At some point in my life, I picked up the habit of never leaving a bookstore empty handed. It was a game of sorts, a self-proclaimed tradition or quirk, and perhaps a way of reassuring myself that I remained an ardent reader, even when most of those books remained untouched after the purchase.
Recently it has evolved into a different kind of addiction – the challenge of picking up books at airport bookstores that simultaneously fit my budget and are off my beaten track. I picked up two at the outset of my last journey – The Grass Is Singing by Doris Lessing and Japonisme by Erin Nimi Longhurst. The former has been resting at the bottom of my bag for more than a week now while the latter has been a fascinating travel companion.
My introduction to Japanese culture happened when S mentioned the word ‘komorebi‘ to me once. He has an anonymous penpal who goes by the name. Komorebi is Japanese for sunlight that filters through the leaves of a tree. I instantly lost my heart to the word, and that was just the beginning. I also remember S telling me about the concept of ‘kintsugi‘ another time (he used to serve as my personal encyclopedia), the Japanese art of fixing broken things like cutlery where the cracks are highlighted in gold instead of being hidden, so that the object becomes all the more beautiful and valuable, like broken people usually are. A couple of years ago, MB introduced me to ‘ikigai‘, the blissful state in one’s life where one’s vocation, profession, mission and passion coincide – again, an eye-catcher that didn’t fail to awe. Needless to say, the book has proven to be a valuable find.

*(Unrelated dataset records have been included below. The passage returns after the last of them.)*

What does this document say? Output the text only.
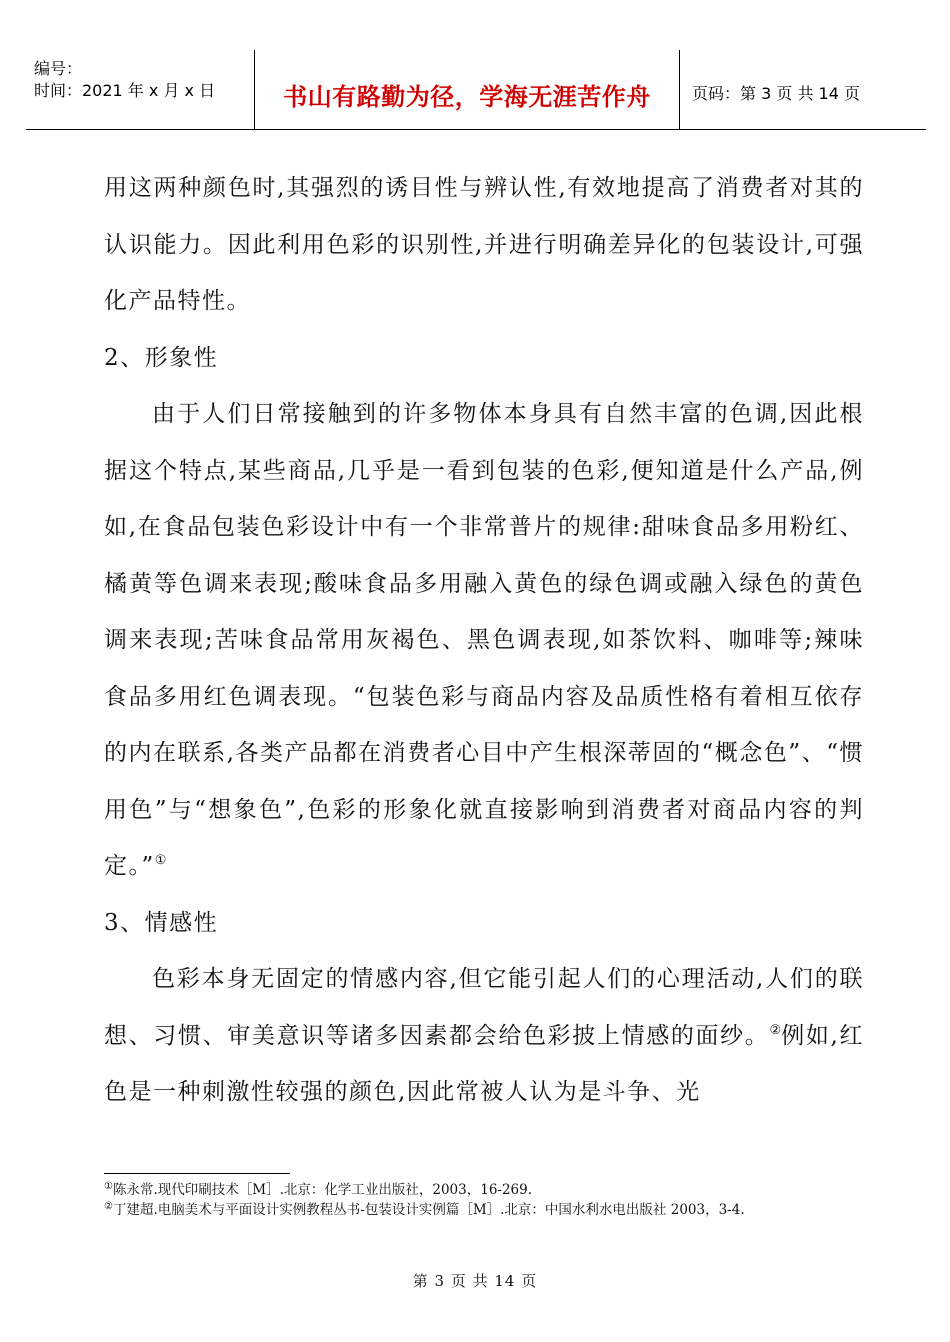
编号：
时间：2021 年 x 月 x 日	书山有路勤为径，学海无涯苦作舟	页码：第 3 页 共 14 页

用这两种颜色时,其强烈的诱目性与辨认性,有效地提高了消费者对其的认识能力。因此利用色彩的识别性,并进行明确差异化的包装设计,可强化产品特性。

2、形象性

由于人们日常接触到的许多物体本身具有自然丰富的色调,因此根据这个特点,某些商品,几乎是一看到包装的色彩,便知道是什么产品,例如,在食品包装色彩设计中有一个非常普片的规律:甜味食品多用粉红、橘黄等色调来表现;酸味食品多用融入黄色的绿色调或融入绿色的黄色调来表现;苦味食品常用灰褐色、黑色调表现,如茶饮料、咖啡等;辣味食品多用红色调表现。“包装色彩与商品内容及品质性格有着相互依存的内在联系,各类产品都在消费者心目中产生根深蒂固的“概念色”、“惯用色”与“想象色”,色彩的形象化就直接影响到消费者对商品内容的判定。”①

3、情感性

色彩本身无固定的情感内容,但它能引起人们的心理活动,人们的联想、习惯、审美意识等诸多因素都会给色彩披上情感的面纱。②例如,红色是一种刺激性较强的颜色,因此常被人认为是斗争、光

①陈永常.现代印刷技术［M］.北京：化学工业出版社，2003，16-269.
②丁建超.电脑美术与平面设计实例教程丛书-包装设计实例篇［M］.北京：中国水利水电出版社 2003，3-4.
第 3 页 共 14 页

It’s always a fascinating feeling when you find words that describe things that you feel and could never elucidate on your own. I suppose that’s what I love most about Japanese. All these words for feelings of longing and sadness and nostalgia and beauty and endurance and… well, life. Like the various facets of love – koi, the selfish romantic love that keeps seeking and may remain unreciprocated, and ai, the giving, mutual, unshakeable love. Like natsukashii, a feeling of nostalgic happiness that’s tinted with just a bit of wistful poignancy, and evokes an emotion or a memory, perhaps through a scent or a scene or an article of clothing or food. Like mono no aware, the gentle sadness and sensitivity towards the inevitable ephemeral nature of life, and how everything, everything, happens for the last time once, even if you never really noticed at the time.
As I read through, I find myself sighing, smiling, accepting, and feel just the slightest tint of heaviness in my soul.
Perhaps it’s all the golden dust lining the cracks.